Comme Balladur en 1994, Zemmour est le produit des chaînes d’info en continu et des sondages. Balladur avait sorti un livre, «Le dictionnaire de la Réforme», Zemmour fait la même chose avec son «La France n’a pas dit son dernier mot». Pendant longtemps, Marine le Pen était la diva des sondages, qui la plaçaient systématiquement au second tour avant que la bulle sondagière n’explose lors des dernières élections. Balladur résultait d’une «fabrique de l’opinion». Zemmour aussi va bientôt découvrir que le sondage n’est pas l’élection car, comme dit Champagne, «la plupart des questions posées par les instituts de sondage visent moins à connaître un peu la population qu’à lui demander ce qu’elle pense de performances médiatiques. Comment donc les agents de ce champ pourraient-ils s’apercevoir que ce qu’ils entendent dans les sondages, loin d’être la voix des peuples, n’est que leurs propres propos qui, à travers les médias, leur reviennent en écho».
C’est De Gaulle qui disait après sa retraite qu’il ne craignait pas «le vide mais le trop-plein». Plus sérieusement, l’entrée par effraction de Macron dans le jeu politique, sa victoire et l’irruption de Zemmour confirment que le clivage et le référent Gauche/Droite est mort de sa belle mort car, aussi bien à gauche qu’à droite on a à la fois paradoxalement, «le trop-plein» qui cache un «vide» abyssal sur le plan politique où le débat se réduit à l’immigration et à l’islamisme, avec une concurrence effrénée des chaînes d’info en continu sur les faits divers identitaires.
L’idée même de débattre du «grand remplacement» est la preuve que la Raison a quitté le pays de Descartes. Dans le pays de Descartes, le bon sens n’est plus la chose la mieux partagée. Si les Turcs, après quatre siècles de domination de la Grèce, n’ont pas réussi à islamiser ce pays, comment une ultra-minorité (les activistes islamistes) dans la minorité musulmane, va islamiser ou remplacer les 9/10 de la population, ou même procéder à une «épuration ethnique» comme l’a dit Gilles Platret, le porte-parole de Lr. C’est une simple question de bon sens. Quand on dit épuration ethnique, on pense d’abord à une majorité qui veut faire disparaître une minorité par la guerre ou un génocide. Ce qui est loin d’être le cas en France, mais quand on veut coûte que coûte attirer l’attention des médias, tous les moyens sont bons, même les plus ridicules.
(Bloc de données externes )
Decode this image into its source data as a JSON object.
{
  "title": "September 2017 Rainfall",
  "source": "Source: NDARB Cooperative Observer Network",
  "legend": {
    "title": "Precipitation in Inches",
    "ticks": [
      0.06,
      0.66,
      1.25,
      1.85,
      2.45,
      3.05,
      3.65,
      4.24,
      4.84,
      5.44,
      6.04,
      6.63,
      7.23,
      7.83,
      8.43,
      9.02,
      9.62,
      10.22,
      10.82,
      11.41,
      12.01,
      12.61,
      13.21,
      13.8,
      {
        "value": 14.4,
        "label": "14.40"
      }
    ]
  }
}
Pendant que les Etats-Unis organisent du tourisme dans l’espace, Zemmour veut ramener la France à l’ère des Capétiens et de Charles Martel. La France se passionne pour le débat sur son déclin, les Américains élaborent des stratégies pour faire de ce siècle un autre siècle américain. Zemmour n’est pas le symptôme du déclin mais de la stagnation, car la France n’a pas dit son dernier mot. Elle le dira à l’élection, où on entendra le vrai peuple, pas celui virtuel des sondeurs.